Camille Meillac, auteur d’un petit ouvrage[iv] intitulé « Les Sports à la mode » paru en 1909 cite le baseball, ce qui laisse évidemment entendre que cette discipline est en vogue, et en donne cette définition, dont les connaisseurs apprécieront toute la précision : « Le base-ball, sport national des Etats-Unis, est une variété très compliquée du cricket. Les joueurs, au nombre de dix-huit, forment deux équipes : ceux qui battent la balle et ceux qui tiennent le camp. Les batteurs, après avoir relancé la balle avec une large batte, se mettent à courir et doivent arriver à certains arrêts marqués d’avance et appelés bases, avant que la balle n’ait achevé un parcours déterminé. Il serait dangereux de recevoir la balle en cuir ou en bois. La partie, comprenant sept manches, est gagnée par le camp qui a le plus de runs ou points. » En quoi le baseball est-il spécialement à la mode ? Rien hélas ne permet de répondre à cette question et lon ne peut quune fois de plus déplorer que le sujet ne soit que survolé.
Table des matière de Les sports à la mode (p. 63)

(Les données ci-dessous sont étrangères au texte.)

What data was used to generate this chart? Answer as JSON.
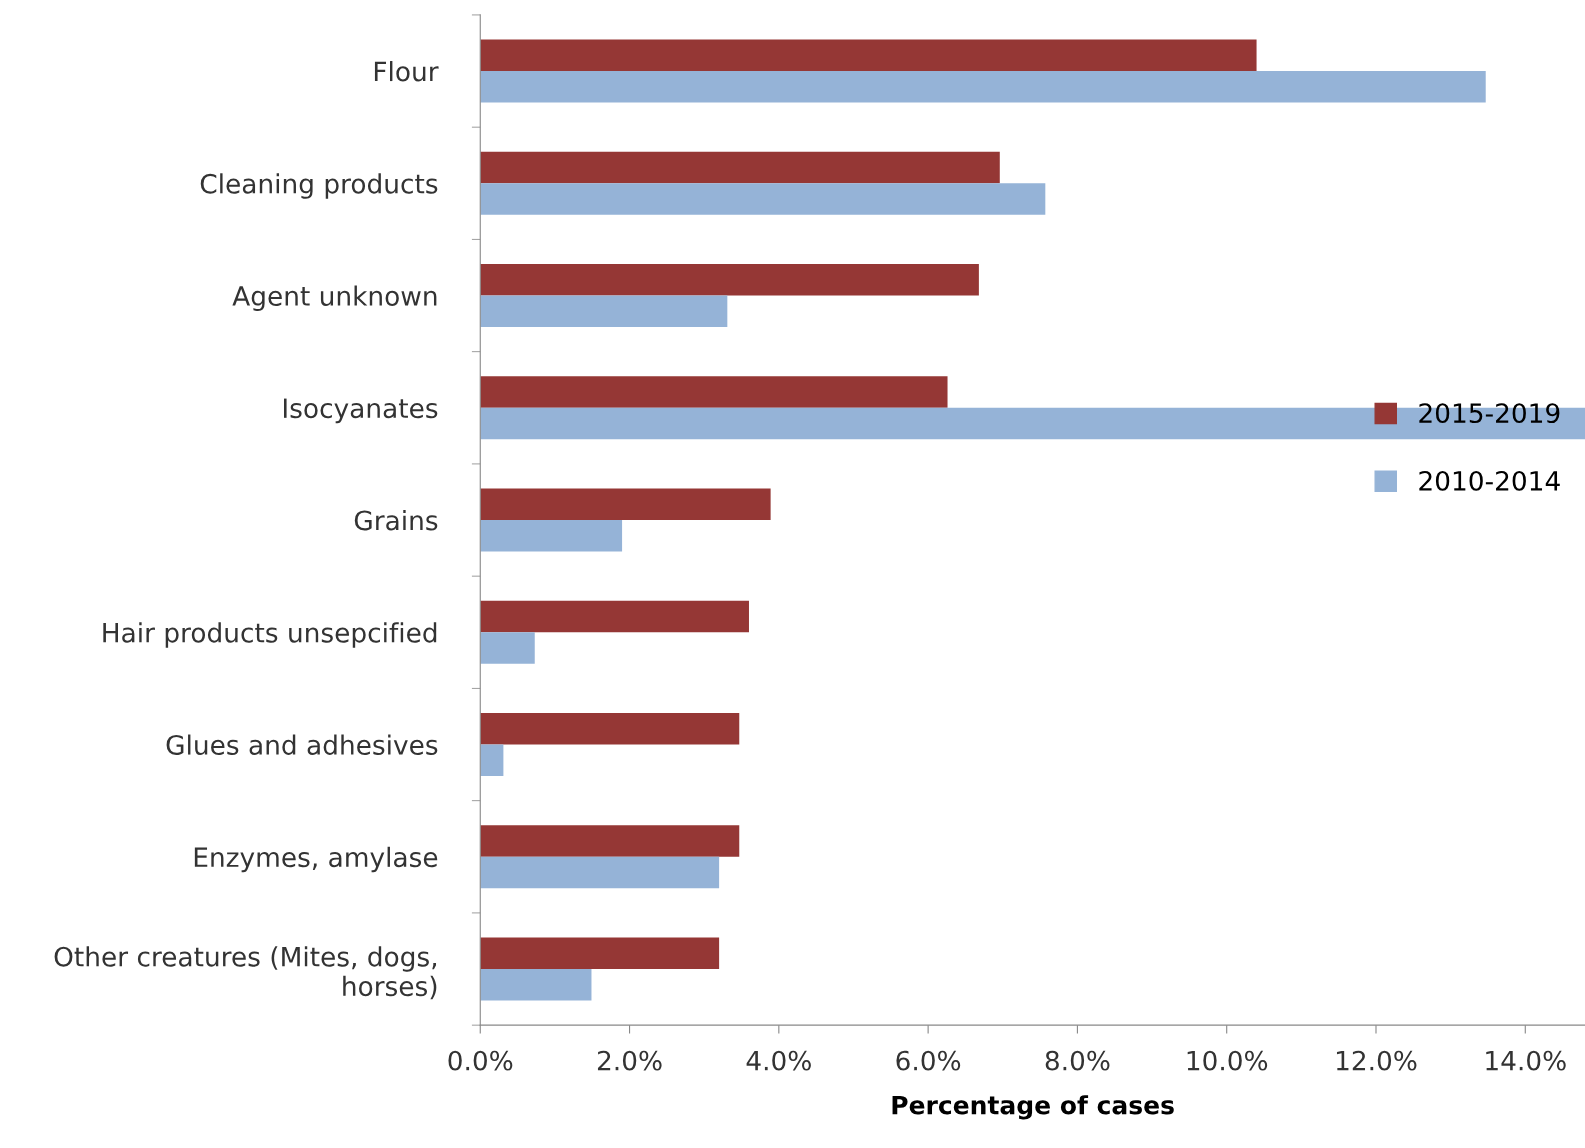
{
  "chart_data": {
    "type": "bar",
    "orientation": "horizontal",
    "xlabel": "Percentage of cases",
    "categories": [
      "Flour",
      "Cleaning products",
      "Agent unknown",
      "Isocyanates",
      "Grains",
      "Hair products unsepcified",
      "Glues and adhesives",
      "Enzymes, amylase",
      "Other creatures (Mites, dogs,\nhorses)"
    ],
    "series": [
      {
        "name": "2015-2019",
        "color": "#953735",
        "values": [
          10.4,
          6.96,
          6.68,
          6.26,
          3.89,
          3.6,
          3.47,
          3.47,
          3.2
        ]
      },
      {
        "name": "2010-2014",
        "color": "#95b3d7",
        "values": [
          13.47,
          7.57,
          3.31,
          14.8,
          1.9,
          0.73,
          0.31,
          3.2,
          1.49
        ]
      }
    ],
    "xlim": [
      0,
      14.8
    ],
    "xticks": [
      {
        "value": 0,
        "label": "0.0%"
      },
      {
        "value": 2,
        "label": "2.0%"
      },
      {
        "value": 4,
        "label": "4.0%"
      },
      {
        "value": 6,
        "label": "6.0%"
      },
      {
        "value": 8,
        "label": "8.0%"
      },
      {
        "value": 10,
        "label": "10.0%"
      },
      {
        "value": 12,
        "label": "12.0%"
      },
      {
        "value": 14,
        "label": "14.0%"
      }
    ],
    "legend": "right",
    "grid": false
  }
}
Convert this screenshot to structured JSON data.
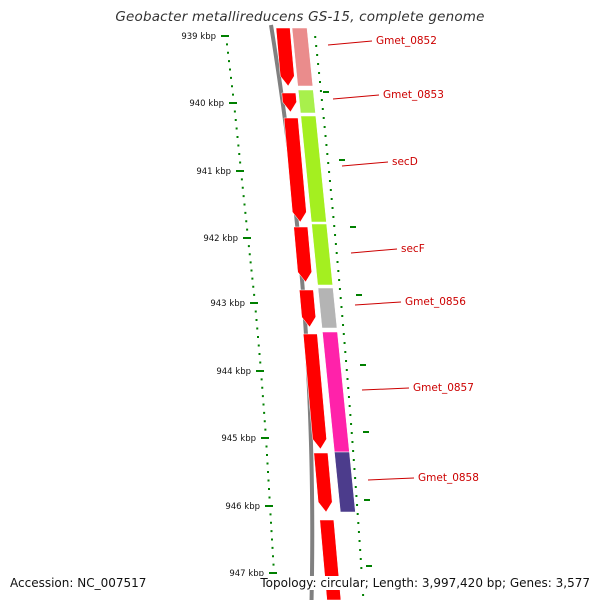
{
  "title": "Geobacter metallireducens GS-15, complete genome",
  "footer": {
    "accession": "Accession: NC_007517",
    "summary": "Topology: circular; Length: 3,997,420 bp; Genes: 3,577"
  },
  "ticks": [
    "939 kbp",
    "940 kbp",
    "941 kbp",
    "942 kbp",
    "943 kbp",
    "944 kbp",
    "945 kbp",
    "946 kbp",
    "947 kbp"
  ],
  "genes": [
    {
      "label": "Gmet_0852",
      "color": "#ea8c8c"
    },
    {
      "label": "Gmet_0853",
      "color": "#a8f04c"
    },
    {
      "label": "secD",
      "color": "#a4ef20"
    },
    {
      "label": "secF",
      "color": "#a4ef20"
    },
    {
      "label": "Gmet_0856",
      "color": "#b4b4b4"
    },
    {
      "label": "Gmet_0857",
      "color": "#ff22aa"
    },
    {
      "label": "Gmet_0858",
      "color": "#4c3c8c"
    }
  ],
  "colors": {
    "cds": "#ff0000",
    "tick": "#008000",
    "backbone": "#808080",
    "label": "#cc0000"
  }
}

Après des débuts remarqués et de rapides progrès, quest finalement devenu le baseball français ? Vingt ans, se sont écoulés depuis le passage des Chicago White Stockings en France mais au fond, si l’on en juge par la presse, il faut bien admettre que les répercussions ont été quasi-nulles et que les apparitions de Spalding en 1889 et en 1900 n’ont servi que son prestige personnel aux yeux du public Américain. Le baseball est certes pratiqué de manière constante depuis les années 1880 à Paris par la communauté américaine, mais il demeure perçu - justement à cause de cela ? - comme une discipline exotique alors que dautres sports apparus dans le même temps ou même plus tard dans le paysage, tels le football et le rugby, ont vraiment trouvé leur place et ont su se faire apprécier du public. Tout reste encore à faire pour sortir le baseball de sa marginalité ou, pour voir les choses de façon plus positive, le meilleur reste encore à venir.

***

[i] « Le base-ball », in La vie au grand air, 4 décembre 1907.
[ii] « L’Amérique de demain », in Le Correspondant, 10 avril 1908, p. 160.
[iii] « Sports modernes. Le Base-Ball », par Claude Albaret, in Journal des voyages et des aventures de terre et de mer, Supplément Sur terre et sur mer, n°596, 3 mai 1908, p. 398.
[iv] « Les sports à la mode », par Camille Meillac, éditions Paul Laclot, 1909.